Chengxin Li, Saiqin Long, Haolin Liu, Youngjune Choi, Hiroo Sekiya, Zhetao Li
IEEE Transactions on Information Forensics and Security 19 6070-6083 2024年
Sparse Mobile CrowdSensing (SMCS) effectively lowers sensing costs while maintaining data quality, offering an alternative approach to data collection. Unfortunately, the fact that data contain sensitive information raises serious privacy concerns. Local Differential Privacy (LDP) has emerged as the de facto standard for ensuring data privacy. However, the LDP based on the perturbation concept causes a substantial reduction in the data utility of the SMCS system. To address this problem, we propose a novel scheme named enhancing Sparse mobile crowdsensing With manifold Optimization and differential Privacy (SWOP).

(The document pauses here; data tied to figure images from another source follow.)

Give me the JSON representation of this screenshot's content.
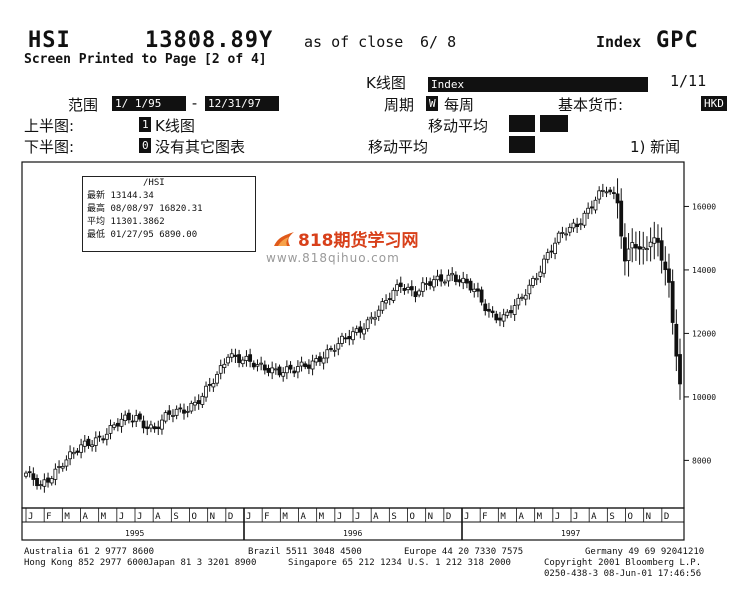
{
  "header": {
    "ticker": "HSI",
    "price": "13808.89Y",
    "as_of": "as of close",
    "date": "6/ 8",
    "type": "Index",
    "function": "GPC",
    "screen_note": "Screen Printed to Page [2 of 4]"
  },
  "controls": {
    "k_chart_label": "K线图",
    "k_chart_value": "Index",
    "page": "1/11",
    "range_label": "范围",
    "range_start": "1/ 1/95",
    "range_sep": "-",
    "range_end": "12/31/97",
    "period_label": "周期",
    "period_flag": "W",
    "period_value": "每周",
    "base_currency_label": "基本货币:",
    "base_currency_value": "HKD",
    "upper_label": "上半图:",
    "upper_flag": "1",
    "upper_value": "K线图",
    "ma_label_1": "移动平均",
    "lower_label": "下半图:",
    "lower_flag": "0",
    "lower_value": "没有其它图表",
    "ma_label_2": "移动平均",
    "news_label": "1) 新闻"
  },
  "legend": {
    "header": "/HSI",
    "last_label": "最新",
    "last_value": "13144.34",
    "high_label": "最高",
    "high_value": "08/08/97  16820.31",
    "avg_label": "平均",
    "avg_value": "11301.3862",
    "low_label": "最低",
    "low_value": "01/27/95  6890.00"
  },
  "watermark": {
    "brand": "818期货学习网",
    "url": "www.818qihuo.com"
  },
  "footer": {
    "line1_a": "Australia 61 2 9777 8600",
    "line1_b": "Brazil 5511 3048 4500",
    "line1_c": "Europe 44 20 7330 7575",
    "line1_d": "Germany 49 69 92041210",
    "line2_a": "Hong Kong 852 2977 6000",
    "line2_b": "Japan 81 3 3201 8900",
    "line2_c": "Singapore 65 212 1234",
    "line2_d": "U.S. 1 212 318 2000",
    "line2_e": "Copyright 2001 Bloomberg L.P.",
    "line3": "0250-438-3 08-Jun-01 17:46:56"
  },
  "chart_data": {
    "type": "candlestick",
    "title": "",
    "x_unit": "weekly",
    "ylim": [
      6500,
      17400
    ],
    "y_ticks": [
      8000,
      10000,
      12000,
      14000,
      16000
    ],
    "y_tick_labels": [
      "8000",
      "10000",
      "12000",
      "14000",
      "16000"
    ],
    "month_labels": [
      "J",
      "F",
      "M",
      "A",
      "M",
      "J",
      "J",
      "A",
      "S",
      "O",
      "N",
      "D",
      "J",
      "F",
      "M",
      "A",
      "M",
      "J",
      "J",
      "A",
      "S",
      "O",
      "N",
      "D",
      "J",
      "F",
      "M",
      "A",
      "M",
      "J",
      "J",
      "A",
      "S",
      "O",
      "N",
      "D"
    ],
    "year_labels": [
      "1995",
      "1996",
      "1997"
    ],
    "grid": false,
    "anchors": [
      [
        0,
        7600
      ],
      [
        4,
        7100
      ],
      [
        10,
        8000
      ],
      [
        17,
        8500
      ],
      [
        24,
        9100
      ],
      [
        30,
        9350
      ],
      [
        35,
        9000
      ],
      [
        39,
        9400
      ],
      [
        44,
        9700
      ],
      [
        48,
        10000
      ],
      [
        52,
        10600
      ],
      [
        55,
        11400
      ],
      [
        59,
        11200
      ],
      [
        63,
        10900
      ],
      [
        68,
        10900
      ],
      [
        73,
        10800
      ],
      [
        77,
        11000
      ],
      [
        80,
        11300
      ],
      [
        85,
        11600
      ],
      [
        91,
        12200
      ],
      [
        97,
        12800
      ],
      [
        102,
        13600
      ],
      [
        106,
        13300
      ],
      [
        111,
        13600
      ],
      [
        116,
        13900
      ],
      [
        122,
        13300
      ],
      [
        126,
        12700
      ],
      [
        130,
        12500
      ],
      [
        134,
        12900
      ],
      [
        138,
        13700
      ],
      [
        142,
        14500
      ],
      [
        146,
        15100
      ],
      [
        150,
        15500
      ],
      [
        155,
        16200
      ],
      [
        158,
        16500
      ],
      [
        161,
        16200
      ],
      [
        163,
        14300
      ],
      [
        165,
        15000
      ],
      [
        167,
        14500
      ],
      [
        170,
        14800
      ],
      [
        172,
        14900
      ],
      [
        175,
        13600
      ],
      [
        178,
        10300
      ]
    ],
    "n_weeks": 179
  }
}
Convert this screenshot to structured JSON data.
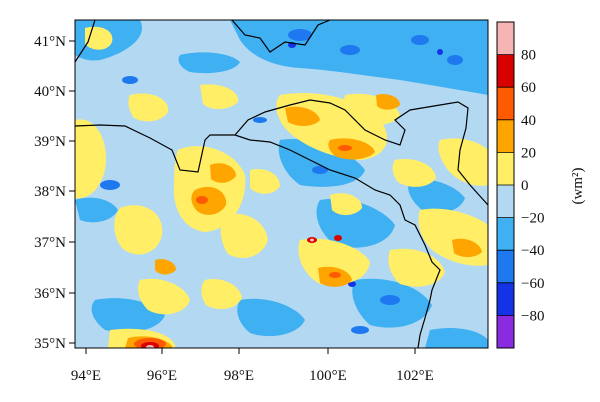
{
  "map": {
    "x_ticks": [
      "94°E",
      "96°E",
      "98°E",
      "100°E",
      "102°E"
    ],
    "y_ticks": [
      "35°N",
      "36°N",
      "37°N",
      "38°N",
      "39°N",
      "40°N",
      "41°N"
    ],
    "lon_range": [
      93.8,
      103.8
    ],
    "lat_range": [
      34.9,
      41.4
    ],
    "field_description": "contour field"
  },
  "colorbar": {
    "unit_label": "(wm²)",
    "tick_labels": [
      "80",
      "60",
      "40",
      "20",
      "0",
      "−20",
      "−40",
      "−60",
      "−80"
    ],
    "levels": [
      "above 80",
      "60 to 80",
      "40 to 60",
      "20 to 40",
      "0 to 20",
      "−20 to 0",
      "−40 to −20",
      "−60 to −40",
      "−80 to −60",
      "below −80"
    ],
    "colors": [
      "#f7b4b4",
      "#d90000",
      "#ff5a00",
      "#ffa500",
      "#ffee66",
      "#b3d9f2",
      "#3fb0f2",
      "#1e78f0",
      "#1432e6",
      "#8a2be2"
    ]
  }
}
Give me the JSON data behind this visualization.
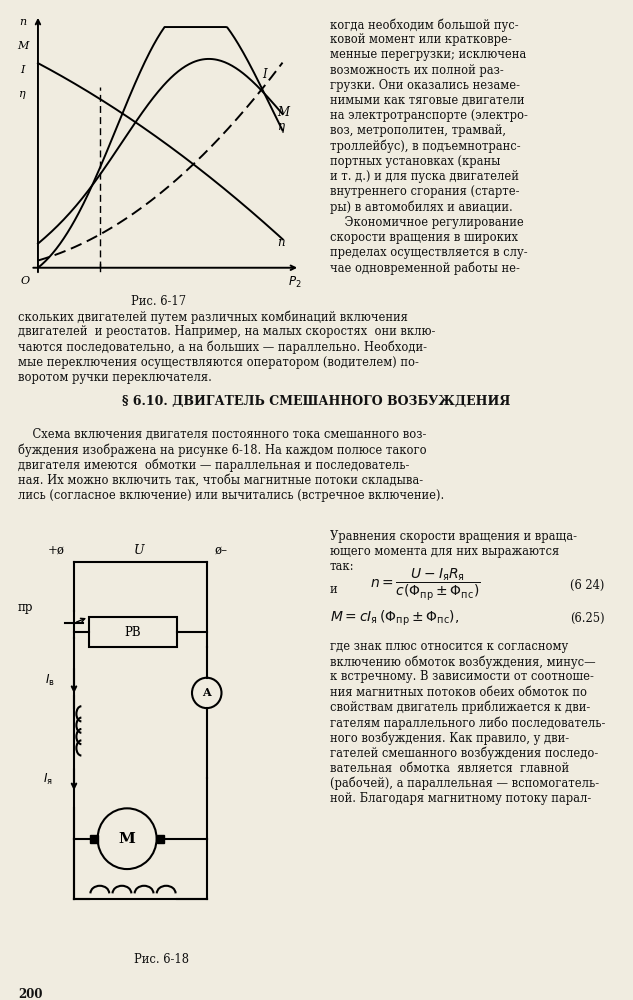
{
  "bg_color": "#f0ece0",
  "text_color": "#111111",
  "page_num": "200",
  "fig_caption_1": "Рис. 6-17",
  "fig_caption_2": "Рис. 6-18",
  "section_title": "§ 6.10. ДВИГАТЕЛЬ СМЕШАННОГО ВОЗБУЖДЕНИЯ",
  "top_right_lines": [
    "когда необходим большой пус-",
    "ковой момент или кратковре-",
    "менные перегрузки; исключена",
    "возможность их полной раз-",
    "грузки. Они оказались незаме-",
    "нимыми как тяговые двигатели",
    "на электротранспорте (электро-",
    "воз, метрополитен, трамвай,",
    "троллейбус), в подъемнотранс-",
    "портных установках (краны",
    "и т. д.) и для пуска двигателей",
    "внутреннего сгорания (старте-",
    "ры) в автомобилях и авиации.",
    "    Экономичное регулирование",
    "скорости вращения в широких",
    "пределах осуществляется в слу-",
    "чае одновременной работы не-"
  ],
  "mid_lines": [
    "скольких двигателей путем различных комбинаций включения",
    "двигателей  и реостатов. Например, на малых скоростях  они вклю-",
    "чаются последовательно, а на больших — параллельно. Необходи-",
    "мые переключения осуществляются оператором (водителем) по-",
    "воротом ручки переключателя."
  ],
  "para_lines": [
    "    Схема включения двигателя постоянного тока смешанного воз-",
    "буждения изображена на рисунке 6-18. На каждом полюсе такого",
    "двигателя имеются  обмотки — параллельная и последователь-",
    "ная. Их можно включить так, чтобы магнитные потоки складыва-",
    "лись (согласное включение) или вычитались (встречное включение)."
  ],
  "right_eq_lines": [
    "Уравнения скорости вращения и враща-",
    "ющего момента для них выражаются",
    "так:"
  ],
  "bottom_right_lines": [
    "где знак плюс относится к согласному",
    "включению обмоток возбуждения, минус—",
    "к встречному. В зависимости от соотноше-",
    "ния магнитных потоков обеих обмоток по",
    "свойствам двигатель приближается к дви-",
    "гателям параллельного либо последователь-",
    "ного возбуждения. Как правило, у дви-",
    "гателей смешанного возбуждения последо-",
    "вательная  обмотка  является  главной",
    "(рабочей), а параллельная — вспомогатель-",
    "ной. Благодаря магнитному потоку парал-"
  ]
}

Specifically, we first revisit the Gaussian mechanism based on the fact that data utility intervals are ubiquitous in sensing tasks, and introduce a novel perturbation mechanism, namely Truncated Gaussian Mechanism (TGM). Subsequently, we perturb user-collected data by locally injecting noise sampled from TGM and deduce a sufficient condition for the scale parameter to ensure ϵ -LDP. Furthermore, we model the data inference with privacy-preserving properties as an unconstrained optimization problem on a Riemannian manifold and solve it using the nonlinear conjugate gradient method. Extensive experiments on large-scale real-world and synthetic datasets are conducted to evaluate the proposed scheme. The results demonstrate that SWOP can greatly enhance the utility of data inference while ensuring workers' data privacy compared to baseline models.